Based on a recently announced EU directive, your name and any tax advice you have received could end up with the tax authority. From July 2020, tax advisors, or in certain cases the taxpayers themselves, will be required to inform the tax authority of the details of certain tax planning structures that are classified as aggressive under the new directive. And what’s more, the disclosure obligation will apply retrospectively to all structures that taxpayers started implementing after 25 June 2018.
Recent years have seen a clear escalation of the battle against tax avoidance and aggressive tax planning. The latest gambit in these efforts is a concept that was mooted quite a long time ago, under which tax advisors will be required to inform their tax authority about the aggressive tax planning “products” that they offer or sell.
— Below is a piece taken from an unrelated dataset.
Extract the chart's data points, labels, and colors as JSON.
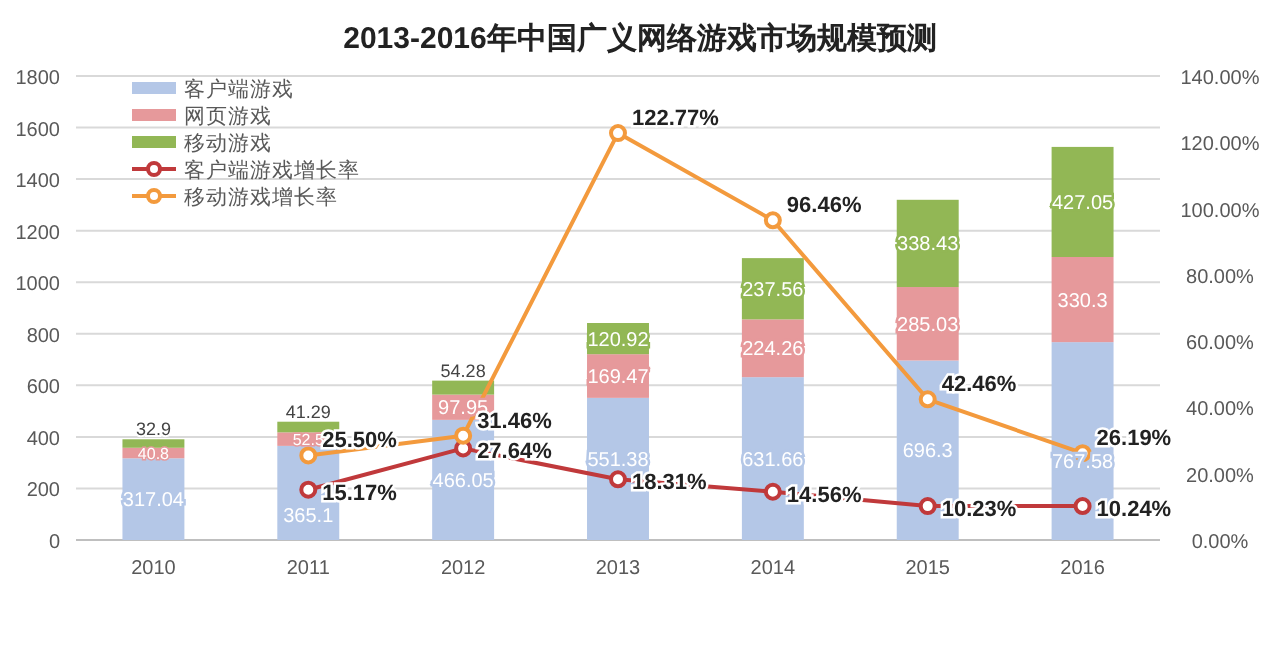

The concept was approved surprisingly quickly, and the resulting EU directive announced on 5 June imposes a reporting obligation with regard to aggressive cross-border tax structures following 1 July 2020. The regulation effectively means that the advisors who have participated in the planning of such structures – or in certain cases, the taxpayers themselves – will have to provide the local tax authority with detailed information on those structures that have certain features specified in the directive. The taxpayer’s national tax authority will send the data to a central EU database, through which all the other EU member states will have access to the details of the structure. It is important to bear in mind that the data reporting is not anonymous. In other words, the records will contain – in an identifiable manner – the details of the taxpayer and other persons involved, as well as the content and value.
Retrospective effect
Although the July 2020 date might seem a long way off, the recently published regulation will have a profound impact on tax planning practice from June 2018 onwards. This is because the reporting obligation has to be applied, retrospectively, to all tax structures that start to be put in place after 25 June of this year. In other words anyone who, in one month’s time – with the assistance of a Hungarian tax advisor – implements a tax structure classified as aggressive under the directive, can expect its name to be listed in a unified EU database after July 2020. And what’s more, the retrospective effect throws up countless other questions, if only because the member states only have to pass their own rules much later, by the end of 2019.
Is there any need to worry?
An important consideration is that the reporting obligation mainly applies to tax planning structures that really are aggressive, which have recently been pushed into the background in tax planning practice in Hungary anyway. For example, the reporting obligation will apply to structures intended to conceal the beneficial owners behind a chain of entities that perform no substantive activity. At the same time, structures that are not necessarily aggressive can also easily fall victim to the reporting obligation if the advisor receives a success fee in return for the tax saving, assuming that the main advantage of the structure is the tax saving itself. It could also be easier for certain transactions between related parties to become subject to the reporting obligation. Like all directives, this one also stipulates only the minimum requirements for member states. In other words, there may be member states that apply a broader definition of the range of structures that must be reported after 2020
Like it or lump it?
It is not certain at present how the tax consulting profession will respond to the directive. The business value of tax advice is clearly uncertain if the advisor is later required to report it to the tax authority along with all the details of the taxable person concerned. Will the clients adopt such structures, or will the advice simply not be given in the first place? Another unknown is whether the consulting profession will show some kind of passive resistance to the reporting obligation. This will probably depend on the sanctions that will be imposable on advisors who fail to report the tax structures. The details of the sanction also have to be worked out though.
One thing is certain: anyone who gives or receives aggressive tax advice from now on should be aware that a copy of the tax structure used is likely to land on a desk at the local tax authority. And those who have a tax structure worked out but not yet implemented might be better off starting its implementation before 25 June.